A partnership between computer scientists in the Center for Networked Systems (CNS) at UC San Diego and Google has allowed the search giant to reduce by 70 percent fraudulent business listings in Google Maps. The researchers worked together to analyze more than 100,000 fraudulent listings to determine how scammers had been able to avoid detection-albeit for a limited amount of time-and how they made money.
The team presented their findings at the 26th International Conference on the World Wide Web in Australia earlier this month.
The computer scientists identified what they describe as a “new form of blackhat search engine optimization that targets local listing services” such as Google Maps. They also describe how these scammers were able to make money.
“Location-based search is increasingly becoming the way people interact with online content-even if you’re not using a mapping application,” said Alex C. Snoeren, a professor in the Department of Computer Science and Engineering at UC San Diego and a senior author of the study.
For example, when people run a search on their mobile phone, the search engine uses their physical location as one of the inputs to decide which results to display, Snoeren explained.
The scammers take advantage of this by using fake locations to make it look like their business is in close proximity to the user doing the search. This was particularly true of on-call contractors, notably plumbers and locksmiths. Researchers found that 40 percent of all fake listings on Google Maps belong to that category.
“I might find seven listings for locksmiths in my neighborhood,” said Danny Huang, the paper’s first author and a Ph.D. student in computer science at the Jacobs School of Engineering at UC San Diego. “But in fact, none of those listings are real.”
In all, researchers found that 11 percent of overall search results for locksmiths were fraudulent. In New York, that percentage went up to 15.6 percent. And it went up to an astonishing 83.3 percent in West Harrison, New York.
Scammers are able to make money when they get called to help a user based on a fake listing. Scammers might quote a low price when called on the phone, only to charge a higher fee when they show up. They might not be licensed but get the business anyway.

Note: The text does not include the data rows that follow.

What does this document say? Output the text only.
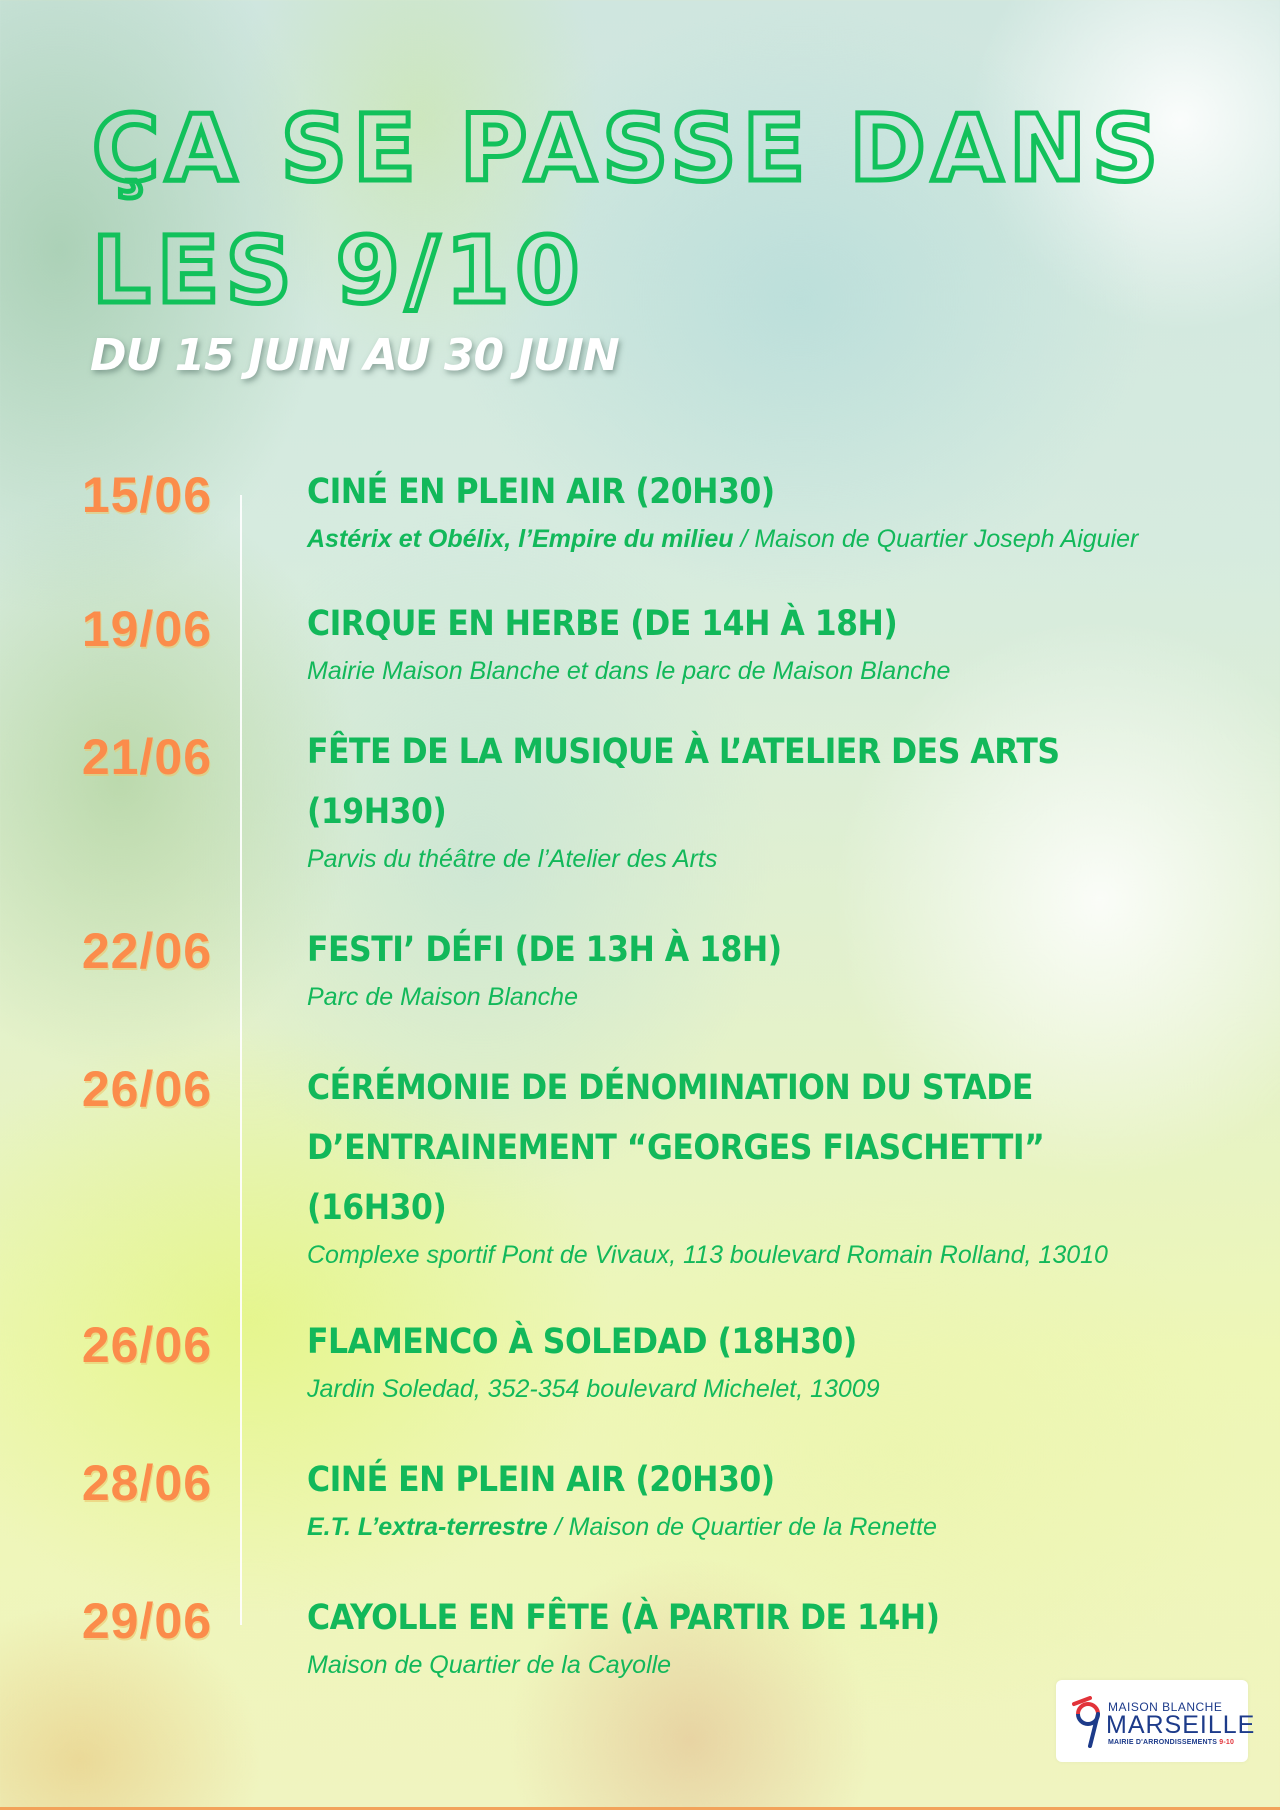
ÇA SE PASSE DANS
LES 9/10
DU 15 JUIN AU 30 JUIN
15/06	CINÉ EN PLEIN AIR (20H30)

Astérix et Obélix, l’Empire du milieu / Maison de Quartier Joseph Aiguier

19/06	CIRQUE EN HERBE (DE 14H À 18H)

Mairie Maison Blanche et dans le parc de Maison Blanche

21/06	FÊTE DE LA MUSIQUE À L’ATELIER DES ARTS (19H30)

Parvis du théâtre de l’Atelier des Arts

22/06	FESTI’ DÉFI (DE 13H À 18H)

Parc de Maison Blanche

26/06	CÉRÉMONIE DE DÉNOMINATION DU STADE D’ENTRAINEMENT “GEORGES FIASCHETTI” (16H30)

Complexe sportif Pont de Vivaux, 113 boulevard Romain Rolland, 13010

26/06	FLAMENCO À SOLEDAD (18H30)

Jardin Soledad, 352-354 boulevard Michelet, 13009

28/06	CINÉ EN PLEIN AIR (20H30)

E.T. L’extra-terrestre / Maison de Quartier de la Renette

29/06	CAYOLLE EN FÊTE (À PARTIR DE 14H)

Maison de Quartier de la Cayolle

MAISON BLANCHE
MARSEILLE
MAIRIE D'ARRONDISSEMENTS 9-10
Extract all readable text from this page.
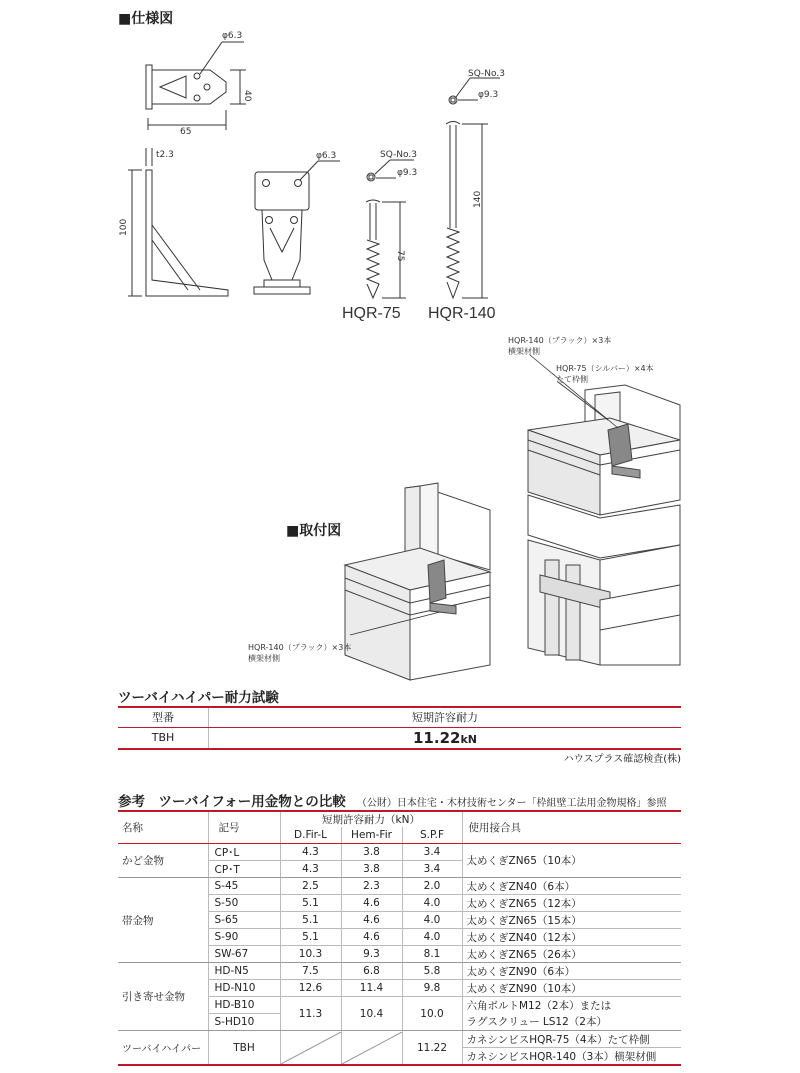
■仕様図
φ6.3
65
40
t2.3
100
φ6.3	SQ-No.3
φ9.3
75
HQR-75
SQ-No.3
φ9.3
140
HQR-140
HQR-140（ブラック）×3本
横架材側
HQR-75（シルバー）×4本
たて枠側
HQR-140（ブラック）×3本
横架材側
■取付図
ツーバイハイパー耐力試験
型番	短期許容耐力
TBH	11.22kN
ハウスプラス確認検査(株)
参考　ツーバイフォー用金物との比較 （公財）日本住宅・木材技術センター「枠組壁工法用金物規格」参照
名称	記号	短期許容耐力（kN）			使用接合具
		D.Fir-L	Hem-Fir	S.P.F	
かど金物	CP･L	4.3	3.8	3.4	太めくぎZN65（10本）
	CP･T	4.3	3.8	3.4	
帯金物	S-45	2.5	2.3	2.0	太めくぎZN40（6本）
	S-50	5.1	4.6	4.0	太めくぎZN65（12本）
	S-65	5.1	4.6	4.0	太めくぎZN65（15本）
	S-90	5.1	4.6	4.0	太めくぎZN40（12本）
	SW-67	10.3	9.3	8.1	太めくぎZN65（26本）
引き寄せ金物	HD-N5	7.5	6.8	5.8	太めくぎZN90（6本）
	HD-N10	12.6	11.4	9.8	太めくぎZN90（10本）
	HD-B10	11.3	10.4	10.0	六角ボルトM12（2本）または
	S-HD10				ラグスクリュー LS12（2本）
ツーバイハイパー	TBH			11.22	カネシンビスHQR-75（4本）たて枠側
					カネシンビスHQR-140（3本）横架材側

In another scheme, scammers set up fake pins for real hotels or restaurants on Google Maps. They set up websites where customers make reservations, which are connected to the business’ real website or to a travel agency, which is not part of the scam. This allows scammers to make money either by getting a commission for each reservation or for referring traffic to the businesses’ real websites. The researchers found that roughly 13 percent of the fraudulent listings had real hotel and restaurant addresses, but were not created by these businesses.
All these fraud schemes were possible primarily because scammers found a way to get around Google’s verification process.

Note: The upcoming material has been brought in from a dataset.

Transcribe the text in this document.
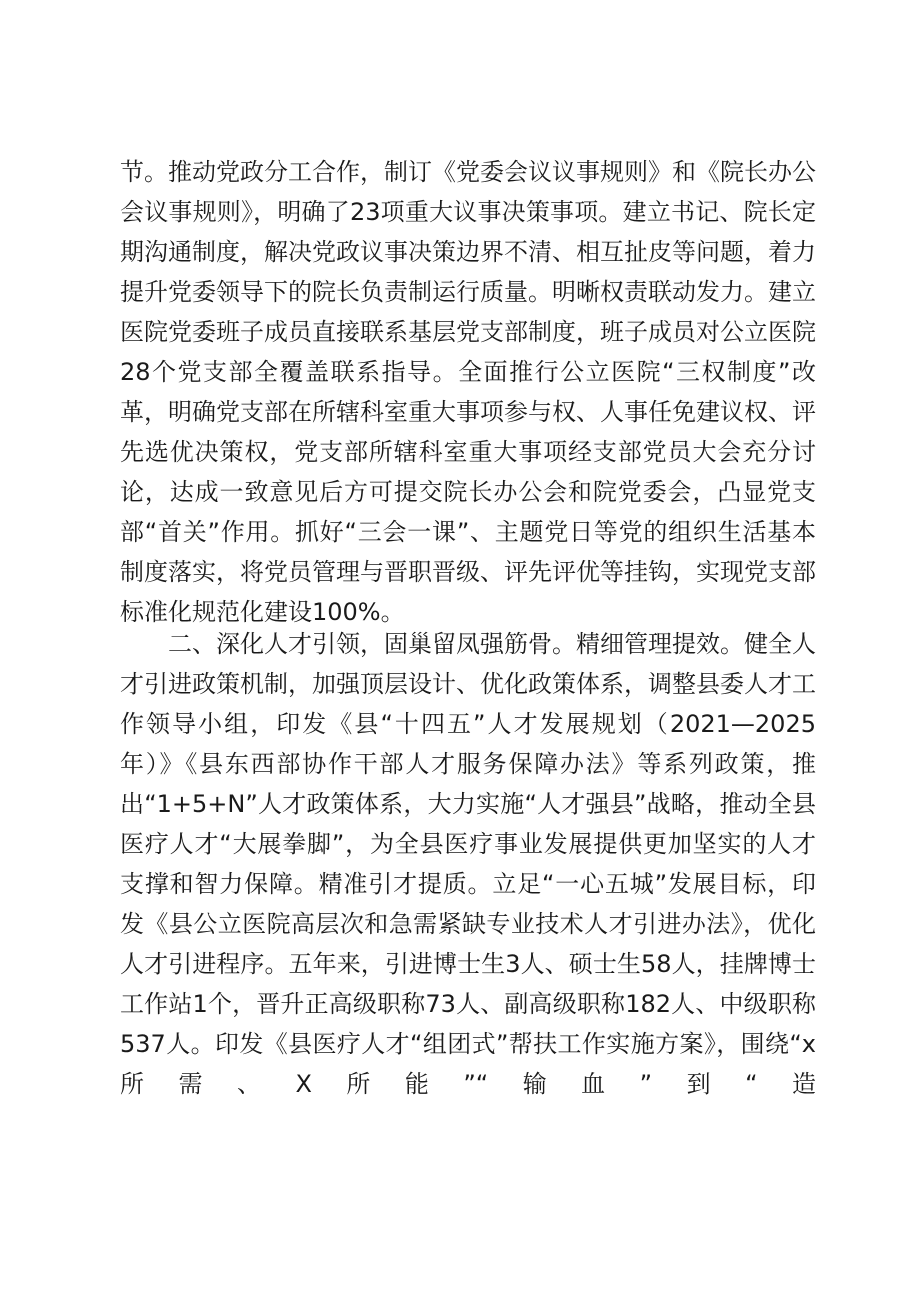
节。推动党政分工合作，制订《党委会议议事规则》和《院长办公会议事规则》，明确了23项重大议事决策事项。建立书记、院长定期沟通制度，解决党政议事决策边界不清、相互扯皮等问题，着力提升党委领导下的院长负责制运行质量。明晰权责联动发力。建立医院党委班子成员直接联系基层党支部制度，班子成员对公立医院28个党支部全覆盖联系指导。全面推行公立医院“三权制度”改革，明确党支部在所辖科室重大事项参与权、人事任免建议权、评先选优决策权，党支部所辖科室重大事项经支部党员大会充分讨论，达成一致意见后方可提交院长办公会和院党委会，凸显党支部“首关”作用。抓好“三会一课”、主题党日等党的组织生活基本制度落实，将党员管理与晋职晋级、评先评优等挂钩，实现党支部标准化规范化建设100%。
二、深化人才引领，固巢留凤强筋骨。精细管理提效。健全人才引进政策机制，加强顶层设计、优化政策体系，调整县委人才工作领导小组，印发《县“十四五”人才发展规划（2021—2025年）》《县东西部协作干部人才服务保障办法》等系列政策，推出“1+5+N”人才政策体系，大力实施“人才强县”战略，推动全县医疗人才“大展拳脚”，为全县医疗事业发展提供更加坚实的人才支撑和智力保障。精准引才提质。立足“一心五城”发展目标，印发《县公立医院高层次和急需紧缺专业技术人才引进办法》，优化人才引进程序。五年来，引进博士生3人、硕士生58人，挂牌博士工作站1个，晋升正高级职称73人、副高级职称182人、中级职称537人。印发《县医疗人才“组团式”帮扶工作实施方案》，围绕“x所需、X所能”“输血”到“造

Businesses can register for Google Maps online for free. But before a listing goes live, Google sends a postcard with a verification code to the business’ address. The business inputs this verification code and the listing is then approved to go live.
Partly thanks to these measures, Google is able to detect 85 percent of fake listings before they even appear on Google Maps. The fake listings that make it past the verification process are taken down within an average of 8.6 days between creation and suspension.

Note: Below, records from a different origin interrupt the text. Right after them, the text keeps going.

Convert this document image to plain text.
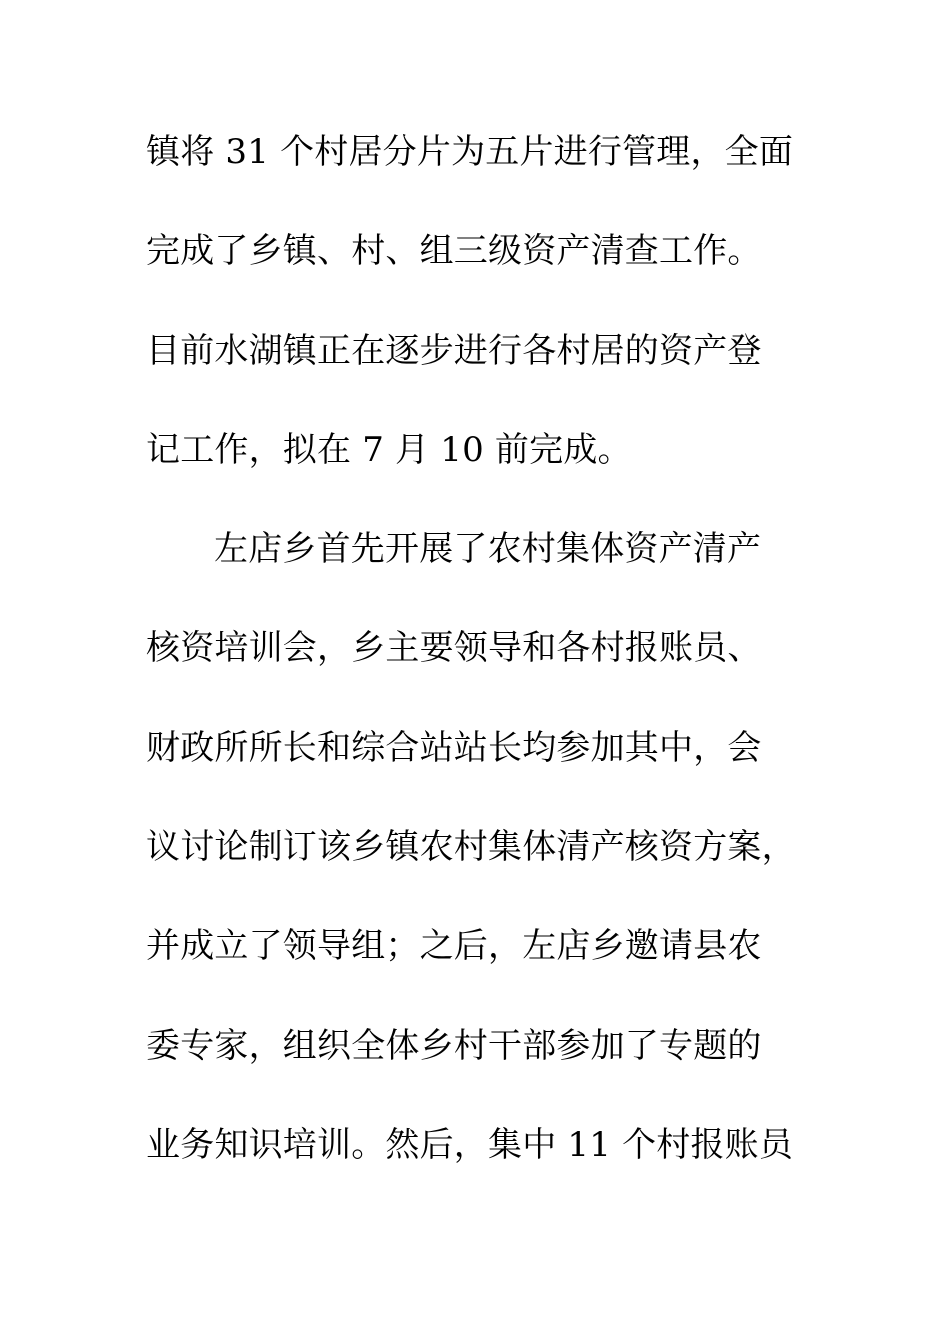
镇将 31 个村居分片为五片进行管理，全面
完成了乡镇、村、组三级资产清查工作。
目前水湖镇正在逐步进行各村居的资产登
记工作，拟在 7 月 10 前完成。
左店乡首先开展了农村集体资产清产
核资培训会，乡主要领导和各村报账员、
财政所所长和综合站站长均参加其中，会
议讨论制订该乡镇农村集体清产核资方案，
并成立了领导组；之后，左店乡邀请县农
委专家，组织全体乡村干部参加了专题的
业务知识培训。然后，集中 11 个村报账员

Scammers got around verification requirements mainly by leasing PO boxes and using those addresses to receive their verification codes. They also added fake suite numbers to a specific address so Google wouldn’t get suspicious about a large number of businesses located at the same address. Researchers note that there are legitimate reasons for a large number of businesses to have the same address—big office buildings in Manhattan come to mind.
Researchers also noted that a large percent of fraudulent listings changed their address or the category they belonged to (from hotel to locksmith, for example) after verification.
To tamp down on abuse, Google has taken a number of measures, which the company details in a post on its research blog. Steps include: prohibiting bulk registration at most addresses; preventing businesses from changing their addresses to a location that is impossibly far from the original without additional verification; and detecting and ignoring intentionally mangled text in address fields designed to confuse Google’s algorithms. The company also fine-tuned its anti-spam machine learning systems to detect data discrepancies that are common in fake or deceptive listings.
The research was partially funded by a grant from the National Science Foundation.
*D.Y. Huang, D. Grundman, K. Thomas, A. Kumar, E. Bursztein, K. Levchenko and A.C. Snoeren, “Pinning Down Abuse on Google Maps,” Proc. of the International Conference on World Wide Web (WWW), April 3-7, 2017, Perth, Australia.